Could you elaborate on the dismay part? Why is this troubling to you? Perhaps the majority of the NYT readers simply share your aversion to politics. After all, the anti-"campaign-finance-reform" folks like to point out that we as a nation spend way more on pet food than we do on political campaigns.

Joe said...

I agree with rhhardin, this illustrates that college degrees are a joke for most professions. The higher education system has been committing systematic fraud on all of us for years. They've convinced the populace that you don't just need a degree, but one that requires a shit load of useless dumbass classes.

(When I make a list of the very best people I've worked with in various jobs, the vast majority do not have degrees in the field of their profession.)

Unknown said...

Let us also not ignore the fact that her lies put her in a position to bump off contenders who actually met the criteria of MIT. Ask those people if her deciet didn't matter.

Synova said...

Writing a book about not lying doesn't seem that weird to me. Perhaps she understands why students might feel that they *had* to lie, but also understand that they really don't.
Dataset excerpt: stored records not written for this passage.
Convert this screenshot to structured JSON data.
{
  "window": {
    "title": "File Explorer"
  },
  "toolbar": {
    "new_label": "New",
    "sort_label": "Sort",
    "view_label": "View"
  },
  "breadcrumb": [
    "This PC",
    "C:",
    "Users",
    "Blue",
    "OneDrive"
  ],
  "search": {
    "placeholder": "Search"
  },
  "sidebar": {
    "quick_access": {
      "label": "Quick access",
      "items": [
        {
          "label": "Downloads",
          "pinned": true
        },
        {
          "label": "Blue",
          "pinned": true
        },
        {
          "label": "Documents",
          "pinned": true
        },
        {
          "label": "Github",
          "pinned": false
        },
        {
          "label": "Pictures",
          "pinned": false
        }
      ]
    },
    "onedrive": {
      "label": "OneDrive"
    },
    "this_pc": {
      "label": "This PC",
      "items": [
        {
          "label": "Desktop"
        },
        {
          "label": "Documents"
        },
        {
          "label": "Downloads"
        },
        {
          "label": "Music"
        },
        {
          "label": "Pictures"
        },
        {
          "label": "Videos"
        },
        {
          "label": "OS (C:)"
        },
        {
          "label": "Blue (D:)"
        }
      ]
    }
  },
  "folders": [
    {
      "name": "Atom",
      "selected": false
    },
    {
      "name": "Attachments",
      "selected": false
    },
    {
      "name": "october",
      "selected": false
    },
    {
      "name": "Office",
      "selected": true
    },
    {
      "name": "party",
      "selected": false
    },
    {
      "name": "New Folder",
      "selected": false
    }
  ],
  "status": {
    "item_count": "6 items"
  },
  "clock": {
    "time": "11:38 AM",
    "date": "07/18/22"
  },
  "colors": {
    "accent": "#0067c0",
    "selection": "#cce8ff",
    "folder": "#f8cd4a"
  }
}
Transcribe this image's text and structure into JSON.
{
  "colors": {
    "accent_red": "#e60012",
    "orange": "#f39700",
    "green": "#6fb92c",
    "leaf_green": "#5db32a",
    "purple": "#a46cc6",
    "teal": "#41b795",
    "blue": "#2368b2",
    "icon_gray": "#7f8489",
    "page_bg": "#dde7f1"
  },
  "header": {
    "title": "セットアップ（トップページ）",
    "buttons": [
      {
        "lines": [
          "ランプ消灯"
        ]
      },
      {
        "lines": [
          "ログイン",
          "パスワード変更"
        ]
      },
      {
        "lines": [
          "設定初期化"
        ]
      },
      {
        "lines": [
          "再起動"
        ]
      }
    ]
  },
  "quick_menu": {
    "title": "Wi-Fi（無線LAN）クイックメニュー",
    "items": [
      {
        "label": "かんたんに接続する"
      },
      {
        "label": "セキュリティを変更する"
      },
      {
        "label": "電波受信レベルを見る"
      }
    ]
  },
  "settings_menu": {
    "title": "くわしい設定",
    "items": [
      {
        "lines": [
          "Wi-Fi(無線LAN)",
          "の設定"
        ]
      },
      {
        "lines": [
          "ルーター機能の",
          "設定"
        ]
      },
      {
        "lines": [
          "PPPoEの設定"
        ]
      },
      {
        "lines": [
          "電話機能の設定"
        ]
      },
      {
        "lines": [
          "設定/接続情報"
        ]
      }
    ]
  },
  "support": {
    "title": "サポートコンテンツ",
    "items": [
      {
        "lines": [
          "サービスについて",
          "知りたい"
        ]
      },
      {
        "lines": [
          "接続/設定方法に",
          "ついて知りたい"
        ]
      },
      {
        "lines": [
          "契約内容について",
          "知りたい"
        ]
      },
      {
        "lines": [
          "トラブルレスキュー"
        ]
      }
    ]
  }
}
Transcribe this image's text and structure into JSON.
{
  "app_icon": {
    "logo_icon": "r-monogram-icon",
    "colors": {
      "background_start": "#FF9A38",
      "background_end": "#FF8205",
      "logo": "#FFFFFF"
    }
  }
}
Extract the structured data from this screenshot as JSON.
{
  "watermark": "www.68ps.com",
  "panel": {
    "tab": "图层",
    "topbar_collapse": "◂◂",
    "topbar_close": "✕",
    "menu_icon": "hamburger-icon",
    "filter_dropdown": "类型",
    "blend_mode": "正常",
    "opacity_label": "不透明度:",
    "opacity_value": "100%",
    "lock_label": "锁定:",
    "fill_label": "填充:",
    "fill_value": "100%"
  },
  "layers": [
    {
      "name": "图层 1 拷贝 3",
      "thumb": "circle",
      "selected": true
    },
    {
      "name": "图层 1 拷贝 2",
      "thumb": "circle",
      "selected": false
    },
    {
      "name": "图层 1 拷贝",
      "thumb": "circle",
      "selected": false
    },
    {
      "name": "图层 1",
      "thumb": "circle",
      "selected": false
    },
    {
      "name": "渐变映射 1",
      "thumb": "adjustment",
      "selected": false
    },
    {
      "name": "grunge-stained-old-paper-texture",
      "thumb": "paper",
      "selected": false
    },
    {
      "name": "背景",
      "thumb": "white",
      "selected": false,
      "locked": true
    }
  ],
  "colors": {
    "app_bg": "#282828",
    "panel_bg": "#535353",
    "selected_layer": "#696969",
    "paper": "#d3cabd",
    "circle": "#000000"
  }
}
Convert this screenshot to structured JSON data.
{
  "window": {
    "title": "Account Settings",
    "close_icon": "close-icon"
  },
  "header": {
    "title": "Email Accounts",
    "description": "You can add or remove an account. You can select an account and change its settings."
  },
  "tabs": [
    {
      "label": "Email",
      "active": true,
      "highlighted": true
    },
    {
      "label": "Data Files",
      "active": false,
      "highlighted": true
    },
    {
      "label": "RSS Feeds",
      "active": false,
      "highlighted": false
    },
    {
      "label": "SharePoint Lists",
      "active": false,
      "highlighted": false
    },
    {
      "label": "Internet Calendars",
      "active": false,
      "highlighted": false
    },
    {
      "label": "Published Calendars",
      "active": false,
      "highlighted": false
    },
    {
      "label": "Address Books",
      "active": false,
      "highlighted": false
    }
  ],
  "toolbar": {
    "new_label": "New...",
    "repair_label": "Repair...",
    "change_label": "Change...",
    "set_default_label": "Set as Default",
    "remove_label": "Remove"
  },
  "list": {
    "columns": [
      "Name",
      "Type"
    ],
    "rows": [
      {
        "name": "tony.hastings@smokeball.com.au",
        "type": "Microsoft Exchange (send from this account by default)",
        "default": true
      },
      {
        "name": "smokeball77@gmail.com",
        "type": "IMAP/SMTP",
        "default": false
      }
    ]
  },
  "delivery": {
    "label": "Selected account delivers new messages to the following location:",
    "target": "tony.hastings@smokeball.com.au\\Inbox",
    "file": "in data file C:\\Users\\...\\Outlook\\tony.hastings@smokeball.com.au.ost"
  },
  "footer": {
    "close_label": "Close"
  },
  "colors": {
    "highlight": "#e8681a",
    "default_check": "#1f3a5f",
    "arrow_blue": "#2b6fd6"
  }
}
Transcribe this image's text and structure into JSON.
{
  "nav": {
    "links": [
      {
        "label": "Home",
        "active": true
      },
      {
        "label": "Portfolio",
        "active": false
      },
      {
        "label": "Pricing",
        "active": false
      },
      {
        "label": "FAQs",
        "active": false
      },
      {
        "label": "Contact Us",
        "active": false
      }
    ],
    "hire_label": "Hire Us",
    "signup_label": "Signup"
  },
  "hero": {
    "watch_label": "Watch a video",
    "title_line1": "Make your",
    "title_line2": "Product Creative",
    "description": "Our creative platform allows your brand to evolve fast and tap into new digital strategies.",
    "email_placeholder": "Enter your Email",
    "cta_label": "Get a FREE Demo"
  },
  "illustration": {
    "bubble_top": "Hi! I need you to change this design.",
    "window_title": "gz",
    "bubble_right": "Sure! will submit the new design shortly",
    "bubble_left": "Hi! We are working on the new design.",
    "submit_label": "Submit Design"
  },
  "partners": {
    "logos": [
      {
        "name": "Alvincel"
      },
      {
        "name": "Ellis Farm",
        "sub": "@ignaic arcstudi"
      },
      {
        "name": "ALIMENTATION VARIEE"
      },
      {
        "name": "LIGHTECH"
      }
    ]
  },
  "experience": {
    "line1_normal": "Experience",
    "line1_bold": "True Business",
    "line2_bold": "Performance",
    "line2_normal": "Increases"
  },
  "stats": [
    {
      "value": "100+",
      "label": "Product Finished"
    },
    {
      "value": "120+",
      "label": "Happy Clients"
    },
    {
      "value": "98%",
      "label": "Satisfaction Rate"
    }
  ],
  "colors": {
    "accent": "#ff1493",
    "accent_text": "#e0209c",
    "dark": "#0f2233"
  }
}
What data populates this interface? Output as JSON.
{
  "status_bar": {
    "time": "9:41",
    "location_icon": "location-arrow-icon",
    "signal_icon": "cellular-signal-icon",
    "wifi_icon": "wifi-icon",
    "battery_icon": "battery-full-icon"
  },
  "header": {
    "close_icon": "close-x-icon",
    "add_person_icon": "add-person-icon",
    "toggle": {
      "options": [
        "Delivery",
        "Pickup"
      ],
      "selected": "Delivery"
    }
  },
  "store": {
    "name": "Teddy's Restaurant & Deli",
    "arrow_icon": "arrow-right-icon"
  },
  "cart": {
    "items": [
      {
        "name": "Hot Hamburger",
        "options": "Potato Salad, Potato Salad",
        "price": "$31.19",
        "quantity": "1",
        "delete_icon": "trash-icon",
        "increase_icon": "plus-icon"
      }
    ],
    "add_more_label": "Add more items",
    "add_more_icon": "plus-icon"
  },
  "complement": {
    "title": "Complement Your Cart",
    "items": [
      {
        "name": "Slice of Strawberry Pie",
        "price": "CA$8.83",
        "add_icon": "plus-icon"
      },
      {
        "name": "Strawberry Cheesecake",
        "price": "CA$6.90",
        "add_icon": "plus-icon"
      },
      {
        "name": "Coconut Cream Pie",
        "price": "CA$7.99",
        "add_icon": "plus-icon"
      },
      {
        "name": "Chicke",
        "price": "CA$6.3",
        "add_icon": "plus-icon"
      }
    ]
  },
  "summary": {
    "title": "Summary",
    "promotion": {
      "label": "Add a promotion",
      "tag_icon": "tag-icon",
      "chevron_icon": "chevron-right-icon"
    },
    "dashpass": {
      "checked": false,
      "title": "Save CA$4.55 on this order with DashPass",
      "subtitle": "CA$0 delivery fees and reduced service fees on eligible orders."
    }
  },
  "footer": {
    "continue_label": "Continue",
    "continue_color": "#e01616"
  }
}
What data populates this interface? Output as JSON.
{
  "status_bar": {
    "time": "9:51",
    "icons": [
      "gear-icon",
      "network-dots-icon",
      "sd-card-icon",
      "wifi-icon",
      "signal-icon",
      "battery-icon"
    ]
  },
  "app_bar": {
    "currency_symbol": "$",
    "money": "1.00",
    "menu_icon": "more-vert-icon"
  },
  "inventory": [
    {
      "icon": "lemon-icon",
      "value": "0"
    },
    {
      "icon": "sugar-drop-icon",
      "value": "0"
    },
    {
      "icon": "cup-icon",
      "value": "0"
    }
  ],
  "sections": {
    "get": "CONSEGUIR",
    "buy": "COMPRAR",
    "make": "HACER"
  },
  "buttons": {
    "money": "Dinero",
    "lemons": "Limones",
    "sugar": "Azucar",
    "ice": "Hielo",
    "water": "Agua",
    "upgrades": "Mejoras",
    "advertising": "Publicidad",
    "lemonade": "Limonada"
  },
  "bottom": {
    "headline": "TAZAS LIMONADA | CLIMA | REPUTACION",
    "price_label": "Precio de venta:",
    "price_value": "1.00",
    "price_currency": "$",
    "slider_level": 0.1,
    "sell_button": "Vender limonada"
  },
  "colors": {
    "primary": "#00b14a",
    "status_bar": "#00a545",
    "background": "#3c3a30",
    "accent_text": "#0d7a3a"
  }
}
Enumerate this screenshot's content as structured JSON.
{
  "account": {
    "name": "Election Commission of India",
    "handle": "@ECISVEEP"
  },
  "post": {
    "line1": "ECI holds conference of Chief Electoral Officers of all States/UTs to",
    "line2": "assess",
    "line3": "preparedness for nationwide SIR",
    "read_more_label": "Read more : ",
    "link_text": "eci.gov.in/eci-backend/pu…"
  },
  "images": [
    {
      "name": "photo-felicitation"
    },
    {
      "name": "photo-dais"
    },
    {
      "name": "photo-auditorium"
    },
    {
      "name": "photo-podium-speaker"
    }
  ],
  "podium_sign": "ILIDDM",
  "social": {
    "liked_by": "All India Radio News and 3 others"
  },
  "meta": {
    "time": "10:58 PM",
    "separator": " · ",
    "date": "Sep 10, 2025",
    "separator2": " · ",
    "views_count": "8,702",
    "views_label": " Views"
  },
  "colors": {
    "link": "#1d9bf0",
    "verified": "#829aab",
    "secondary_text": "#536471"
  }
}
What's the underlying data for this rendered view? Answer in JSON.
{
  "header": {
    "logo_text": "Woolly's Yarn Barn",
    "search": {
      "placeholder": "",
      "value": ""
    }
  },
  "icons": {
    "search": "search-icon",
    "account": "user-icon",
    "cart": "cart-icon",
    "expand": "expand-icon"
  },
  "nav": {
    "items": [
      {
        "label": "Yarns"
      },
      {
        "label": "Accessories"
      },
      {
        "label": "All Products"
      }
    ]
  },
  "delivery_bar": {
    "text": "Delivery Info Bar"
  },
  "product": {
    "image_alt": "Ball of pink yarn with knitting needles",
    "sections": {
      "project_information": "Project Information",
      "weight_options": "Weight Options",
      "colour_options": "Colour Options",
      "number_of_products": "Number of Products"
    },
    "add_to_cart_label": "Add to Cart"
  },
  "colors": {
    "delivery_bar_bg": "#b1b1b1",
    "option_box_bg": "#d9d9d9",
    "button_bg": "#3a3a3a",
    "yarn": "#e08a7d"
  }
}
I would never lie about my credentials or work history but then I never had any anxiety about it or need for the social parts of "looking good" and impressing the Joneses.

My husband has had some experience with the "must have degree" mindset of some people. It was curious that in the depressed economy of Fargo, the fact that he'd had *years* of experience as a senior systems engineer meant nothing next to his lack of a degree. It was almost like a whiny "I followed the rules and have this crap paying job to show for it. How dare you think you can break the rules and get paid more than me?"

Anywhere else the lack of degree hasn't mattered. Anywhere else employers cared more about their bottom lines and production than about someone being so uppity as to think they could just skip the part that everyone else was forced to do.

Ann Althouse said...

Kirk: My aversion to politics isn't about wanting more shallowness. My dismay is over the idea that the newspaper is read by people who are looking for the sort of things that appear in women's magazines. I'm afraid the newspaper, as it struggles to maintain its market position, will cater to these readers, and hard news and serious culture and science coverage will suffer.

Matt Brown said...

For an incredibly obvious reason, I enjoy recipes for brownies.

KCFleming said...

The story of the MIT dean is a nice little modern morality tale, with the initial ironic lie (the false degree screens degree applicants), decades of service while concealing her shame, and then the hubris required to write a book that called attention to her, inviting her ultimate fall from grace.

In fiction, such a narrative arc would be considered improbable .

raf said...

The only reason this story had any traction at all for me is that when my daughter was accepted to MIT and we attended their pre-admission visit thingy (from the latin: reson) her presentation could have been used to illustrate "smug, supercilious, and patronizing."

So, yeah, a little bit of schadenfreude.

Steve S said...

If you are interested in the most-emailed list in the Times, then you should definitely check out this Onion piece about it.

Ann Althouse said...

Yeah, I've seen that Onion piece. Very funny (and apt). I've written about the most-emailed list before. And when I had my NYT column, I paid plenty of attention to whether I got on the list and once on whether I went up and where I peaked, etc.

a psychiatrist who learned from veterans said...

One could be snide and say, 'You weren't disparaging when the preacher was found to have a homosexual liason.' But really I think it would have been better if MIT had taken a deep breath and said 'Miss X is embarassed as are we, but you know she has done a terrific job for us and we're keeping her. We have altered the job requirements to fit our/her experience.' When I was a kid and got accepted to Stanford I expected that money wouldn't be an object. After all, Harvard's info said 'no one does not come to Harvard for monetary reasons.' I think it's useful to realize that sometimes people/institutions say things because 'they have to' and it's best to keep that in mind. And I would have been less disappointed in not going if I had thought of that as well and not taken such statements in a childlike interpretation.